At the end of the day, the closure was that it ended. If the relationship was worth having, it wouldn’t have gone down a bad path in the first place.

Be thankful that you fell in love. There’s closure in that.

2. Dissociate From That Person

One of the main ways to in finding peace after a toxic relationship is removing them from your life. If that means you have to block their number, block their social accounts, or stop hanging out with a certain friend group, it is okay to do so.

A lot of partners still worry about the other person. Do they think I hate them? Are they going to notice I blocked them?

So what?! Stop apologizing for doing what’s good for you. Keep a healthy distance for yourself. When you’re finally over it, you can always unblock them. By then, it would be an afterthought.

{Related Post: How To Be More Confident In A Grueling Dating Scene}

3. Feel All The Feelings

This sounds super cliché, but when your feelings are going to be knocking at your door anyways, so you might as well let them in than creep on your doorstep.

The quicker you feel, the faster you heal. Processing your emotions and really sitting with them is so important. Understand why you are feeling the way that you feel so you can work through it and put it to rest.

4. Replace Time With Them For A Fun Hobby

When you’re in a toxic relationship, you are consumed by everything they are doing or you’re always hanging out with that person.

When you break up with that person, you are left with a lot of time you never realized you had.
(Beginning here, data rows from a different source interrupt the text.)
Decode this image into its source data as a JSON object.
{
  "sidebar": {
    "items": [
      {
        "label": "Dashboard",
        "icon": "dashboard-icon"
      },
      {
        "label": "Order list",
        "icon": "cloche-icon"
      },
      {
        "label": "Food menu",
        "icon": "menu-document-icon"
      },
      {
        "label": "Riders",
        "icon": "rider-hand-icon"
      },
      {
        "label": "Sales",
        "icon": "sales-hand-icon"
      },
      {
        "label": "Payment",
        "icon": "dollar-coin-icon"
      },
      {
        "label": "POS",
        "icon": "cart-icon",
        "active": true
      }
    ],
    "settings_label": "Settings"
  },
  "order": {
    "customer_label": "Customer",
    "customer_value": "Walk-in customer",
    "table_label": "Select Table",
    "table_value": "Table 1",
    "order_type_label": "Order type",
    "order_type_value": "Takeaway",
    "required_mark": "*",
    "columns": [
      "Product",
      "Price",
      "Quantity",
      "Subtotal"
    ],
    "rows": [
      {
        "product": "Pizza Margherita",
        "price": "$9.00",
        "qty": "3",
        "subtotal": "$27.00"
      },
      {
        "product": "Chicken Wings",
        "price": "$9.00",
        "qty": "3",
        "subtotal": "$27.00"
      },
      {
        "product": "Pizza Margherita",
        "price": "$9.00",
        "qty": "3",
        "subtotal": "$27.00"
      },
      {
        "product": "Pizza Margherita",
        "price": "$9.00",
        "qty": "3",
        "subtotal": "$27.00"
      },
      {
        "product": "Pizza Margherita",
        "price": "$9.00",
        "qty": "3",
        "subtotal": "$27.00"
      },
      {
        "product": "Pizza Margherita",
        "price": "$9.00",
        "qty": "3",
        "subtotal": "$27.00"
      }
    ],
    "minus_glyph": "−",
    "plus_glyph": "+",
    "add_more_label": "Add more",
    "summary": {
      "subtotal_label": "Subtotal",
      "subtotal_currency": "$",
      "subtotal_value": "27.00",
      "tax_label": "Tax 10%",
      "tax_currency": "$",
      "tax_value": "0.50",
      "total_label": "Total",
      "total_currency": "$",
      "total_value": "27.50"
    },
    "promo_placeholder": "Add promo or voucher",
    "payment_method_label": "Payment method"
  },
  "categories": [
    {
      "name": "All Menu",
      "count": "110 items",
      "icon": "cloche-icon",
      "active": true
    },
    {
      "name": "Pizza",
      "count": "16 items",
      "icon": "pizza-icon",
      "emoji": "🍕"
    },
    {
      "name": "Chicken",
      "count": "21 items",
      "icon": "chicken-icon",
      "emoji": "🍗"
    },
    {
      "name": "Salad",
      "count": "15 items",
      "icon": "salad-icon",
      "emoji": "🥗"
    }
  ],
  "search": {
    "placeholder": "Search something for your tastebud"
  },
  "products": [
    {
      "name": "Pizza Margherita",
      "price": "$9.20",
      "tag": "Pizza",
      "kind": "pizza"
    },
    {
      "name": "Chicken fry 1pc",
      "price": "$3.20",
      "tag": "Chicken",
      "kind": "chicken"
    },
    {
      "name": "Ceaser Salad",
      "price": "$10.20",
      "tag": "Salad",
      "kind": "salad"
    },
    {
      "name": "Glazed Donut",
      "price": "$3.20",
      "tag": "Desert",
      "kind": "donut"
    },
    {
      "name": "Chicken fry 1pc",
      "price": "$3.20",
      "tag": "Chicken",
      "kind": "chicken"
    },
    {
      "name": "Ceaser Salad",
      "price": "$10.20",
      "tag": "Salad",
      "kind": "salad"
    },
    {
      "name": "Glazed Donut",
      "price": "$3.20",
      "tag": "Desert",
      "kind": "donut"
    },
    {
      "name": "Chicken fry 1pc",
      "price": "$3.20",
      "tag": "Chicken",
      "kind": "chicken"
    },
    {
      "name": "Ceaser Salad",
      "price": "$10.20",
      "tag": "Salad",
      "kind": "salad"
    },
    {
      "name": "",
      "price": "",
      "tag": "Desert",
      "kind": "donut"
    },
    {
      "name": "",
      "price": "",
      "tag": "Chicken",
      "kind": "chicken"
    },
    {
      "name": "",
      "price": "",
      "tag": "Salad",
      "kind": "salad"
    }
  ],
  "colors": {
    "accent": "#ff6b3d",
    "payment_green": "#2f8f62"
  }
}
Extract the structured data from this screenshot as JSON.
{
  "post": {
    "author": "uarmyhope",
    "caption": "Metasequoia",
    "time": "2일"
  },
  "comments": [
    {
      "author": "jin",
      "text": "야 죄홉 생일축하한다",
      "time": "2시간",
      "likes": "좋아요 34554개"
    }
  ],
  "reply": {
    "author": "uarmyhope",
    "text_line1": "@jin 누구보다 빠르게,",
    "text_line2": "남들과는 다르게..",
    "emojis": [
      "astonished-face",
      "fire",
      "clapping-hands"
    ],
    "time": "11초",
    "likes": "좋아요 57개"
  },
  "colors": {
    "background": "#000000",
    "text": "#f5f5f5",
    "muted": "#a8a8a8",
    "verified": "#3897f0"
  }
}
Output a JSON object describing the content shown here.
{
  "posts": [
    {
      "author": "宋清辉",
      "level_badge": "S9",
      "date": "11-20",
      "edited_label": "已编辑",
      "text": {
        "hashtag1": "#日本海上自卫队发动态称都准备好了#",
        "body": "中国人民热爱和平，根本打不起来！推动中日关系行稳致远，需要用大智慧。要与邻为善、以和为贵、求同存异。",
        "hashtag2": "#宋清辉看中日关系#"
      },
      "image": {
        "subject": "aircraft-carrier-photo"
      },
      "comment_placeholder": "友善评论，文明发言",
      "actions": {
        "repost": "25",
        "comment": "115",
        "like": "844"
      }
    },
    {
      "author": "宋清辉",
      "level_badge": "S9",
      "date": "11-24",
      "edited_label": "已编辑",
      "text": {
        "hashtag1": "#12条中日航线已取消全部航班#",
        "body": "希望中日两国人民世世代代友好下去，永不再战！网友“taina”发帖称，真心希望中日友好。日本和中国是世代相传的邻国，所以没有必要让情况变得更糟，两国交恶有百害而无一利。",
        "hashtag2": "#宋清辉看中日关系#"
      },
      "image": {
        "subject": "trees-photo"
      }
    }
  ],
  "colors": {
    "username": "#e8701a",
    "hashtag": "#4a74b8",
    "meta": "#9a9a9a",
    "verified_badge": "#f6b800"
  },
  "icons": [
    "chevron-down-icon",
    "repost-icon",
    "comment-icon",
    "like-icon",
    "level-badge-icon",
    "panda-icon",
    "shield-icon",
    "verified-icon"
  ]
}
It’s always a good idea to transfer that time to positive energy. Find something you like to do, and consistently do that to keep yourself busy.

{Related Post: 27 Shocking Dating Red Flags From Real Life Examples}

5. Start Something Your Partner Is Not A Part Of

One of the hardest things to process is seeing life happen that you are not a part of. It is a tell-tale sign that someone is moving on. The Girlfriend Unscripted team encourages you to start something that your partner is not a part of because it stimulates personal growth, helps you progress in your life, and gives you something for yourself to hold onto.

The more you do big life changes or different things on your own, the more your life begins to move forward and that person becomes an old chapter that can’t be re-written to please where you are at now.

This post is all about finding peace after a toxic relationship.